Aix-la-Chapelle. « Nous venons de deux mondes très différents », a reconnu Angela Merkel à propos des approches française et allemande de la transition énergétique lors d’un débat à Aix-la-Chapelle, à l’occasion de la rencontre franco-allemande de la semaine passée (1). En effet, sur le sort du nucléaire comme sur la réduction des émissions de gaz à effet de serre, les paysages énergétiques d’une part et d’autre du Rhin sont si différents que promouvoir une vision et des actions communes peut s’avérer un exercice périlleux.

Bien que l’article 18 du Traité affirme que « les deux États s’emploient à renforcer le processus de mise en oeuvre des instruments multilatéraux relatifs au développement durable, (…) en particulier l’Accord de Paris », et s’efforcent de « formuler des approches et des politiques communes », les deux chefs d’État ont fait état de priorités différentes. Emmanuel Macron a rappelé que la France souhaitait avant tout accélérer la fermeture des centrales à charbon (1), dans un souci de réduction des émissions de CO2 et dans un contexte de mix énergétique déjà faiblement carboné en raison du parc nucléaire permettant de produire 71 % de son électricité en 2017 selon RTE.

Par contraste, Angela Merkel a rappelé le choix politique de sortie rapide du nucléaire opéré au lendemain de la catastrophe de Fukushima, au détriment à court terme d’une réduction substantielle du parc charbonnier allemand. À noter qu’en 2018, les émissions de gaz à effet de serre allemandes ont diminué de 0,5 % par rapport à 2017, en raison à la fois d’une hausse de la production d’origine renouvelable, en particulier éolienne, et de températures modérées dans les 9 premiers mois de 2018, selon S&P Global (6).

La France et l’Allemagne se sont néanmoins engagés à élaborer des projets conjoints dans les secteurs des énergies renouvelables et de l’efficacité énergétique. De nombreuses ONG françaises et allemandes ont cependant déploré l’absence de vision et de politiques concrètes, comme la mise en place d’appels d’offre transfrontaliers pour les énergies renouvelables, alors qu’existent déjà plusieurs structures binationales dédiées à la transition énergétique, à l’instar de l’Office franco-allemand pour les énergies renouvelables (OFATE).
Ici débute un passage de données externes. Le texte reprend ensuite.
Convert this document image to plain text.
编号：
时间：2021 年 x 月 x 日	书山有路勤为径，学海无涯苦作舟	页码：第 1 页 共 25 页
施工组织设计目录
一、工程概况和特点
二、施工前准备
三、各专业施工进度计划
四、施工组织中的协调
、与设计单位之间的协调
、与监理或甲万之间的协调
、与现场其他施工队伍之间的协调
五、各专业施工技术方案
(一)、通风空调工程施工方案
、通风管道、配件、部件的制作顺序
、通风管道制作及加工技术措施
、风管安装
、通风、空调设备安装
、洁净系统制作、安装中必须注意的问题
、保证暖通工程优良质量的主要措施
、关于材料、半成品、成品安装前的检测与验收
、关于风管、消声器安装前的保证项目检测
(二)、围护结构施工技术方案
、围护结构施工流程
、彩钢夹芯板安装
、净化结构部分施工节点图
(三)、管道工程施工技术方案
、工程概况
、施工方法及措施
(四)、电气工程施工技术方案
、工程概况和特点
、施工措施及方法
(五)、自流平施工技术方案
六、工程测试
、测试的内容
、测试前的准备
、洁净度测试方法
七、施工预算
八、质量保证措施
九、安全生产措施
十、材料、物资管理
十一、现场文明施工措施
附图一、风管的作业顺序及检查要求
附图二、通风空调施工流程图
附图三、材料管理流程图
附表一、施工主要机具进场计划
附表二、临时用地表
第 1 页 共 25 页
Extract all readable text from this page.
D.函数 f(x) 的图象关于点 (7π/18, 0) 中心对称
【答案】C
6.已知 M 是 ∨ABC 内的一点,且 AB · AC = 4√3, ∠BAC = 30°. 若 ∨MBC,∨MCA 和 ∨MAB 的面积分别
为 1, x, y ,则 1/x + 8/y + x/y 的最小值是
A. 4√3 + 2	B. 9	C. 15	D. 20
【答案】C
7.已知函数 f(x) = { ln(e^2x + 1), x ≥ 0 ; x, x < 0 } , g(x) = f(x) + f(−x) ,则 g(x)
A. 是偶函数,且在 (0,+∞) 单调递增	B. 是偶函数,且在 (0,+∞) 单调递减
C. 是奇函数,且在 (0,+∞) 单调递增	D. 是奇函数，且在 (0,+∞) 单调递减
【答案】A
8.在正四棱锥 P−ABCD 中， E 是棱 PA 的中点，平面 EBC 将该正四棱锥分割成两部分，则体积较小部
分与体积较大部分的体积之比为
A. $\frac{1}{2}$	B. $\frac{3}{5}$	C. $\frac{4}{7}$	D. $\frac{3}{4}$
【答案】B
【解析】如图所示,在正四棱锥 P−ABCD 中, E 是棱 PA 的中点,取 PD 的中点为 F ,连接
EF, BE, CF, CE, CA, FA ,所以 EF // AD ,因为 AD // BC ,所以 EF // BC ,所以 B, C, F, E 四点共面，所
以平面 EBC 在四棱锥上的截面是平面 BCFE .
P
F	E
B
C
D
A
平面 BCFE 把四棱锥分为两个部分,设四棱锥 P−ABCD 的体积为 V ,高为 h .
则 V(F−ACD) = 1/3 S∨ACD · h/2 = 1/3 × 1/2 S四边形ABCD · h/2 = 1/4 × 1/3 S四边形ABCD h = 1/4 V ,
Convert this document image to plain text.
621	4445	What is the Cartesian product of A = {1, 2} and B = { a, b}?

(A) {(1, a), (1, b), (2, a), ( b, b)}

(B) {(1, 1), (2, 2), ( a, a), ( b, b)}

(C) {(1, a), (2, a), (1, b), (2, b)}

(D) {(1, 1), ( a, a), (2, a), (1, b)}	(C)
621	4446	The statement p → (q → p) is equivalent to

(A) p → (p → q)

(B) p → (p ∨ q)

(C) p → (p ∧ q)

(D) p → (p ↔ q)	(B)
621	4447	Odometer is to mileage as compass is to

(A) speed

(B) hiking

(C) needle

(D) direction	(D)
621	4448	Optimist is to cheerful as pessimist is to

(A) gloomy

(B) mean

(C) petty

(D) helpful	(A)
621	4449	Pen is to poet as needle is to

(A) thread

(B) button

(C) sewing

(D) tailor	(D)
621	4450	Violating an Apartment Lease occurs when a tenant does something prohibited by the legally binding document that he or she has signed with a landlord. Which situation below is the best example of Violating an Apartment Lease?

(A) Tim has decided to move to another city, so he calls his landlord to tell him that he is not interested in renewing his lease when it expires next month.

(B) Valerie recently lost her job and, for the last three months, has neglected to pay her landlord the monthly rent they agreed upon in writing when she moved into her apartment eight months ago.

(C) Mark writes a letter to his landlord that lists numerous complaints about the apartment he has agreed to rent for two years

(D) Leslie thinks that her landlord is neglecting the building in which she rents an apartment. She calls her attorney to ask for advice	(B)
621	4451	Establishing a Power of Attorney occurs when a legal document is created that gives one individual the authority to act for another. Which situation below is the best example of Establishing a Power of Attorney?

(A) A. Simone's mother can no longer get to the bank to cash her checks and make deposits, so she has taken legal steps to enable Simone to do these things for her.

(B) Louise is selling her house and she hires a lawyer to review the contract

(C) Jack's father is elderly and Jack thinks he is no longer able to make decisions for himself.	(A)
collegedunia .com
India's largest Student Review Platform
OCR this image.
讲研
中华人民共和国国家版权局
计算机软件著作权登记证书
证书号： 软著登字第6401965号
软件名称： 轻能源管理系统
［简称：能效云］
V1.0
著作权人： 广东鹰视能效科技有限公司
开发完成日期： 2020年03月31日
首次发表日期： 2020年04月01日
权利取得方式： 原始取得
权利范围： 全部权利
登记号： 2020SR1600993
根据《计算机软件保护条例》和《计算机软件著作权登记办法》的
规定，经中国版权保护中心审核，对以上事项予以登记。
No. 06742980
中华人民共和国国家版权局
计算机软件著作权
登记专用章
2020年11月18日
Dans une interview à La Croix, Antoine Chapon, directeur adjoint de l’OFATE, a reconnu la difficulté de mise en oeuvre de projets conjoints, comme celui initié par Peter Altmaier, ministre de l’Économie allemand et Nicolas Hulot, alors ministre de la Transition écologique et solidaire, sur le sujet du stockage d’énergie et d’électricité (3). À ce titre, Nicolas Hulot avait d’ailleurs affirmé que le gouvernement allemand serait consulté lors de la préparation de la Programmation pluriannuelle de l’énergie (PPE) 2019-2023, en justifiant : “Nous avons des mix énergétiques qui sont très différents, mais dans la prochaine décennie, ceux-ci vont se rapprocher en matière de nucléaire, de fermeture des centrales à charbon et en matière de développement des énergies renouvelables” (4).

La difficulté de coordination soulevée par Antoine Chapon avait déjà été exprimée par une étude du Comité d’études des relations franco-allemandes (CERFA) et publiée par l’Institut français des relations internationales (IFRI) en 2015. Selon cette étude, outre les travaux d’information et de communication sur les politiques sectorielles respectives des deux États, la mise en application concrète de projets industriels et technologiques demeurait insuffisante au regard des objectifs européens.

Perspectives :

  • La publication de la Programmation Pluriannuelle de l’Énergie (PPE), repoussant la réduction à 50 % de la part du nucléaire à 2035, contre 2025 comme établi par la Loi relative à la transition écologique et à la croissance verte (LTECV) de 2015.
  • La possible montée en compétence de l’OFATE, suite au Traité d’Aix-la-Chapelle.

Sources :

  1. Merkel/Macron : une volonté de rapprochement mais des divergences aussi, notamment sur l’énergie, Connaissance des énergies, 22 janvier 2019.
  2. DIECHTL Franca, FISCHER Severin, Sous de nouveaux auspices : processus de transition et modèles de coopération au sein des relations énergétiques franco-allemandes, Institut Français des Relations Internationales, Comité d’études des relations franco-allemandes (CERFA), juin 2015.
  3. Les relations franco-allemandes, un lien concret, La Croix, 21 janvier 2019.
  4. Transition énergétique : la France et l’Allemagne veulent mieux se coordonner, Le Figaro, 12 juillet 2018.
  5. Traité entre la République française et la République fédérale d’Allemagne sur la coopération et l’intégration franco-allemandes, 22 janvier 2019.
  6. WATSON Frank, Germany’s greenhouse gas emissions down 0.5 % in 2017 : UBA, S&P Global, 21 janvier 2019.